[Qt-interest] Qt open source and VS 2008... how to make it work?
Frederic Tingaud
tingaud at gostai.com
Fri Feb 19 15:31:21 CET 2010
Oliver.Knoll at comit.ch a écrit :
> David Ching wrote on Friday, February 19, 2010 3:23 AM:
>
>
>>> ...
>>> I need to use Qt with Visual Studio 2008.
>>>
>> Welcome from a fellow Qt'er on Visual Studio!
>>
>
> Also note that even though Qt provides a nice "Qt integration" for Visual Studio, that plugin won't work with the *Express* versions - simply because the Express don't support plugins (on purpose - if you need this, take $$$ into your hands).
>
> That is true for VS 2005 Express, but I strongly believe that this still holds for the VS 2008 Express and probably the upcoming 2010, too.
>
> That does *not* mean that you can't use Qt with the Express versions. It simply means that you need to either
>
> - have your Visual Studio projects (re-) generated from the Qt *.pro file (see qmake and the 'vcapp' template)

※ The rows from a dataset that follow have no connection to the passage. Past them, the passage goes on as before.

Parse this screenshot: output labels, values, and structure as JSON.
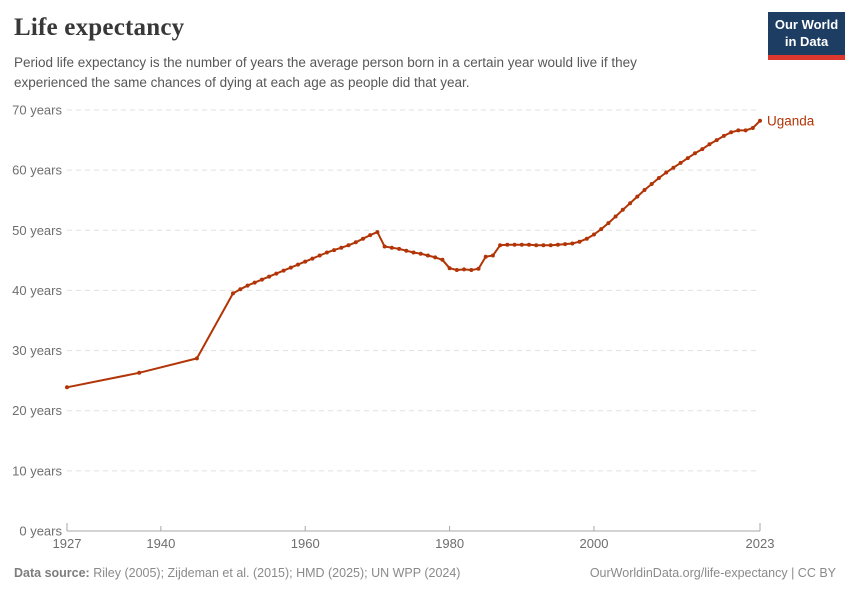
{
  "header": {
    "title": "Life expectancy",
    "subtitle": "Period life expectancy is the number of years the average person born in a certain year would live if they experienced the same chances of dying at each age as people did that year.",
    "logo": {
      "line1": "Our World",
      "line2": "in Data",
      "bg_color": "#1d3d63",
      "bar_color": "#dc382d"
    }
  },
  "chart_data": {
    "type": "line",
    "title": "Life expectancy",
    "entity_label": "Uganda",
    "line_color": "#b13507",
    "grid_color": "#e1e1e1",
    "axis_color": "#a7a7a7",
    "tick_text_color": "#6e6e6e",
    "grid": "dashed horizontal",
    "legend_position": "end-of-line label",
    "x_axis": {
      "range": [
        1927,
        2023
      ],
      "ticks": [
        1927,
        1940,
        1960,
        1980,
        2000,
        2023
      ]
    },
    "y_axis": {
      "range": [
        0,
        70
      ],
      "ticks": [
        0,
        10,
        20,
        30,
        40,
        50,
        60,
        70
      ],
      "tick_suffix": " years"
    },
    "series": [
      {
        "name": "Uganda",
        "points": [
          [
            1927,
            23.9
          ],
          [
            1937,
            26.3
          ],
          [
            1945,
            28.7
          ],
          [
            1950,
            39.5
          ],
          [
            1951,
            40.2
          ],
          [
            1952,
            40.8
          ],
          [
            1953,
            41.3
          ],
          [
            1954,
            41.8
          ],
          [
            1955,
            42.3
          ],
          [
            1956,
            42.8
          ],
          [
            1957,
            43.3
          ],
          [
            1958,
            43.8
          ],
          [
            1959,
            44.3
          ],
          [
            1960,
            44.8
          ],
          [
            1961,
            45.3
          ],
          [
            1962,
            45.8
          ],
          [
            1963,
            46.3
          ],
          [
            1964,
            46.7
          ],
          [
            1965,
            47.1
          ],
          [
            1966,
            47.5
          ],
          [
            1967,
            48.0
          ],
          [
            1968,
            48.6
          ],
          [
            1969,
            49.2
          ],
          [
            1970,
            49.7
          ],
          [
            1971,
            47.3
          ],
          [
            1972,
            47.1
          ],
          [
            1973,
            46.9
          ],
          [
            1974,
            46.6
          ],
          [
            1975,
            46.3
          ],
          [
            1976,
            46.1
          ],
          [
            1977,
            45.8
          ],
          [
            1978,
            45.5
          ],
          [
            1979,
            45.1
          ],
          [
            1980,
            43.7
          ],
          [
            1981,
            43.4
          ],
          [
            1982,
            43.5
          ],
          [
            1983,
            43.4
          ],
          [
            1984,
            43.6
          ],
          [
            1985,
            45.6
          ],
          [
            1986,
            45.8
          ],
          [
            1987,
            47.5
          ],
          [
            1988,
            47.6
          ],
          [
            1989,
            47.6
          ],
          [
            1990,
            47.6
          ],
          [
            1991,
            47.6
          ],
          [
            1992,
            47.5
          ],
          [
            1993,
            47.5
          ],
          [
            1994,
            47.5
          ],
          [
            1995,
            47.6
          ],
          [
            1996,
            47.7
          ],
          [
            1997,
            47.8
          ],
          [
            1998,
            48.1
          ],
          [
            1999,
            48.6
          ],
          [
            2000,
            49.3
          ],
          [
            2001,
            50.2
          ],
          [
            2002,
            51.2
          ],
          [
            2003,
            52.3
          ],
          [
            2004,
            53.4
          ],
          [
            2005,
            54.5
          ],
          [
            2006,
            55.6
          ],
          [
            2007,
            56.7
          ],
          [
            2008,
            57.7
          ],
          [
            2009,
            58.7
          ],
          [
            2010,
            59.6
          ],
          [
            2011,
            60.4
          ],
          [
            2012,
            61.2
          ],
          [
            2013,
            62.0
          ],
          [
            2014,
            62.8
          ],
          [
            2015,
            63.5
          ],
          [
            2016,
            64.3
          ],
          [
            2017,
            65.0
          ],
          [
            2018,
            65.7
          ],
          [
            2019,
            66.3
          ],
          [
            2020,
            66.6
          ],
          [
            2021,
            66.6
          ],
          [
            2022,
            67.0
          ],
          [
            2023,
            68.2
          ]
        ]
      }
    ]
  },
  "footer": {
    "source_label": "Data source:",
    "source_text": " Riley (2005); Zijdeman et al. (2015); HMD (2025); UN WPP (2024)",
    "right_text": "OurWorldinData.org/life-expectancy | CC BY"
  }
}
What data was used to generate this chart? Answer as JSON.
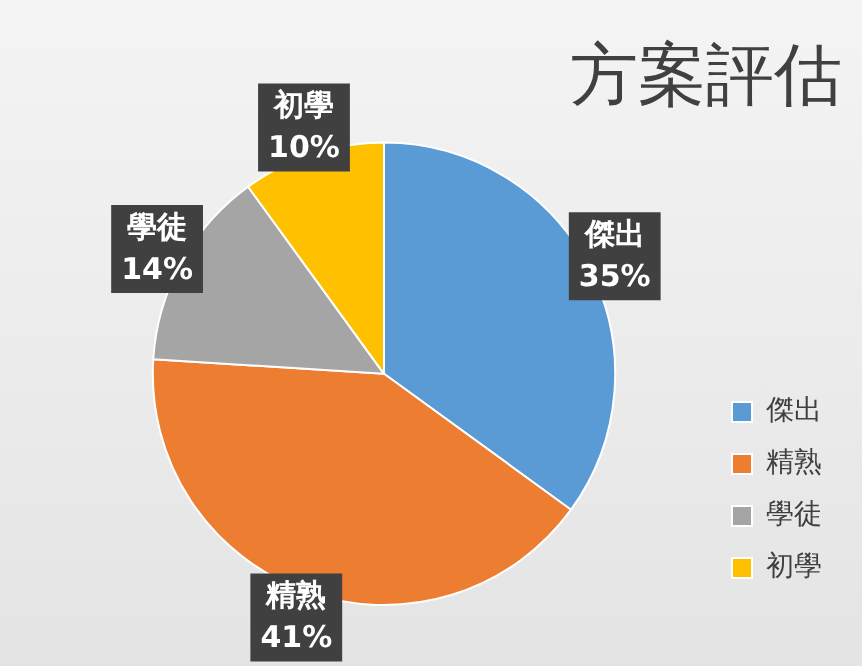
{
  "chart_data": {
    "type": "pie",
    "title": "方案評估",
    "categories": [
      "傑出",
      "精熟",
      "學徒",
      "初學"
    ],
    "values": [
      35,
      41,
      14,
      10
    ],
    "colors": [
      "#5b9bd5",
      "#ed7d31",
      "#a5a5a5",
      "#ffc000"
    ],
    "legend": "bottom right",
    "value_labels": [
      "35%",
      "41%",
      "14%",
      "10%"
    ]
  }
}
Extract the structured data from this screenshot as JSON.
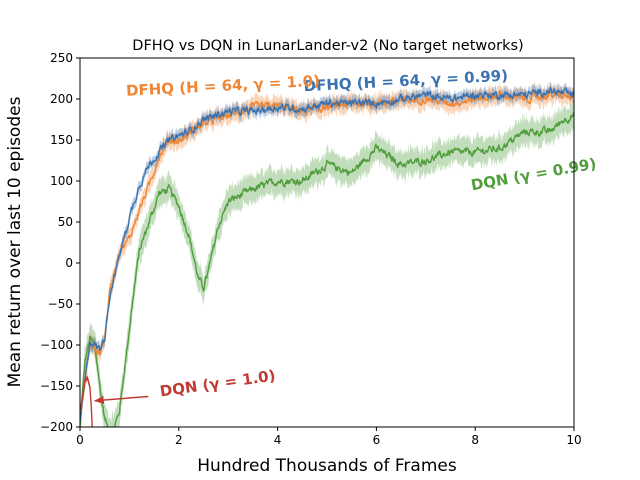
{
  "chart_data": {
    "type": "line",
    "title": "DFHQ vs DQN in LunarLander-v2 (No target networks)",
    "xlabel": "Hundred Thousands of Frames",
    "ylabel": "Mean return over last 10 episodes",
    "xlim": [
      0,
      10
    ],
    "ylim": [
      -200,
      250
    ],
    "xticks": [
      0,
      2,
      4,
      6,
      8,
      10
    ],
    "yticks": [
      -200,
      -150,
      -100,
      -50,
      0,
      50,
      100,
      150,
      200,
      250
    ],
    "grid": false,
    "series": [
      {
        "name": "DFHQ (H = 64, γ = 0.99)",
        "color": "#3b73b0",
        "band": 7,
        "x": [
          0,
          0.2,
          0.4,
          0.5,
          0.6,
          0.8,
          1.0,
          1.2,
          1.4,
          1.6,
          1.8,
          2.0,
          2.2,
          2.5,
          3.0,
          3.5,
          4.0,
          4.5,
          5.0,
          5.5,
          6.0,
          6.5,
          7.0,
          7.5,
          8.0,
          8.5,
          9.0,
          9.5,
          10.0
        ],
        "y": [
          -195,
          -95,
          -105,
          -90,
          -40,
          10,
          55,
          95,
          120,
          135,
          150,
          155,
          160,
          175,
          185,
          185,
          190,
          188,
          195,
          195,
          195,
          200,
          205,
          200,
          205,
          205,
          205,
          210,
          205
        ]
      },
      {
        "name": "DFHQ (H = 64, γ = 1.0)",
        "color": "#ef8636",
        "band": 10,
        "x": [
          0,
          0.2,
          0.4,
          0.5,
          0.6,
          0.8,
          1.0,
          1.2,
          1.4,
          1.6,
          1.8,
          2.0,
          2.2,
          2.5,
          3.0,
          3.5,
          4.0,
          4.5,
          5.0,
          5.5,
          6.0,
          6.5,
          7.0,
          7.5,
          8.0,
          8.5,
          9.0,
          9.5,
          10.0
        ],
        "y": [
          -192,
          -98,
          -110,
          -92,
          -35,
          15,
          30,
          65,
          95,
          130,
          150,
          148,
          158,
          170,
          180,
          190,
          192,
          185,
          190,
          195,
          195,
          198,
          200,
          195,
          200,
          205,
          200,
          205,
          202
        ]
      },
      {
        "name": "DQN (γ = 0.99)",
        "color": "#519e3e",
        "band": 16,
        "x": [
          0,
          0.1,
          0.2,
          0.3,
          0.4,
          0.5,
          0.6,
          0.7,
          0.8,
          0.9,
          1.0,
          1.1,
          1.2,
          1.4,
          1.6,
          1.8,
          2.0,
          2.2,
          2.4,
          2.5,
          2.6,
          2.8,
          3.0,
          3.5,
          4.0,
          4.5,
          5.0,
          5.5,
          6.0,
          6.5,
          7.0,
          7.5,
          8.0,
          8.5,
          9.0,
          9.5,
          9.8,
          10.0
        ],
        "y": [
          -200,
          -120,
          -92,
          -100,
          -150,
          -190,
          -205,
          -200,
          -180,
          -130,
          -80,
          -30,
          15,
          50,
          85,
          90,
          70,
          35,
          -20,
          -30,
          -10,
          45,
          75,
          90,
          100,
          100,
          120,
          110,
          140,
          120,
          125,
          135,
          135,
          140,
          160,
          160,
          175,
          180
        ]
      },
      {
        "name": "DQN (γ = 1.0)",
        "color": "#c13a33",
        "band": 4,
        "x": [
          0,
          0.05,
          0.1,
          0.15,
          0.2,
          0.23,
          0.25
        ],
        "y": [
          -180,
          -165,
          -145,
          -140,
          -150,
          -175,
          -200
        ]
      }
    ],
    "annotations": [
      {
        "text": "DFHQ (H = 64, γ = 0.99)",
        "series": 0,
        "x": 6.6,
        "y": 216,
        "rotate": -3
      },
      {
        "text": "DFHQ (H = 64, γ = 1.0)",
        "series": 1,
        "x": 2.9,
        "y": 210,
        "rotate": -3
      },
      {
        "text": "DQN (γ = 0.99)",
        "series": 2,
        "x": 9.2,
        "y": 102,
        "rotate": -10
      },
      {
        "text": "DQN (γ = 1.0)",
        "series": 3,
        "x": 2.8,
        "y": -153,
        "rotate": -8,
        "arrow_to": [
          0.3,
          -168
        ]
      }
    ]
  }
}
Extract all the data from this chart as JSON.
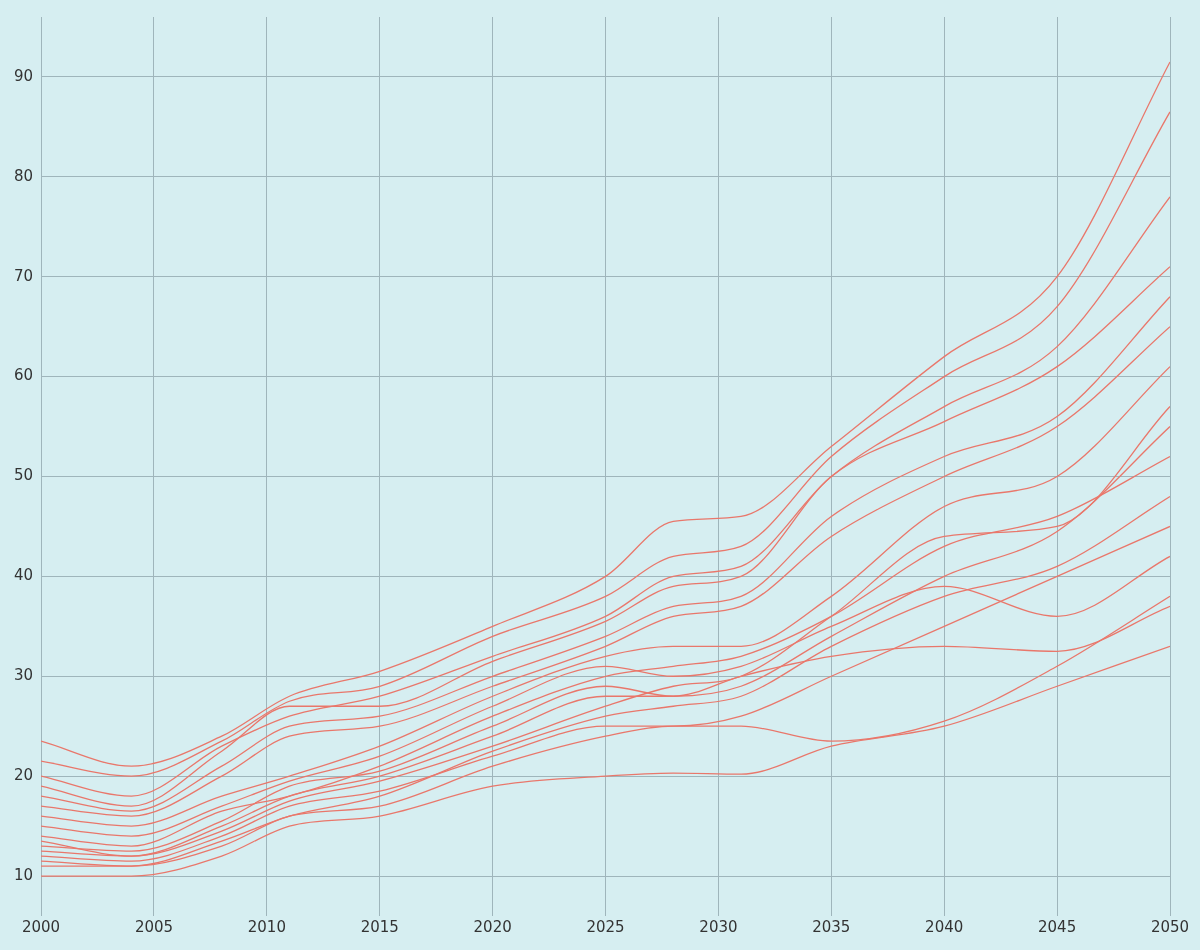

> - manually add the "post-build" steps to the *.h header files which need to be moc'd/*.ui files which need to be compiled
>
> Disadvantage of the former (qmake): you loose any custom settings you do within Visual Studio each time you re-generate the Visual Studio projects (because you have added new source/UI files to your *.pro files, for example). Advantage: platform-independent: you can generate Makefiles for Unix/Linux, Windows, Mac...
>
> Disadvante of the later (Visual Studio): it is a pain to manually update the post-build steps! But doable... and the advantage is that e.g. it is very easy to set dependencies between projects (e.g. your *.exe and *.dll(s)), the header dependencies are automagically set (so when you change a header the dependent projects get re-build as well etc.)
>
>
> Cheers, Oliver
>
I use Qt with Visual Studio Express and we use a third solution, that is
to generate the project through CMake. It is cross-platform, it handles
moc/ui generation and most of the custom settings to the project that
could be done can be scripted in CMake in order to keep them when
regenerating the project. I find it extremely convenient.
The only drawback I have with this solution is that it uses the
post-build events and when calling "Build" while a debug is already
running (a dialog asks if you want to stop the previous debug), VSE
doesn't do the post-build steps (I use 2005).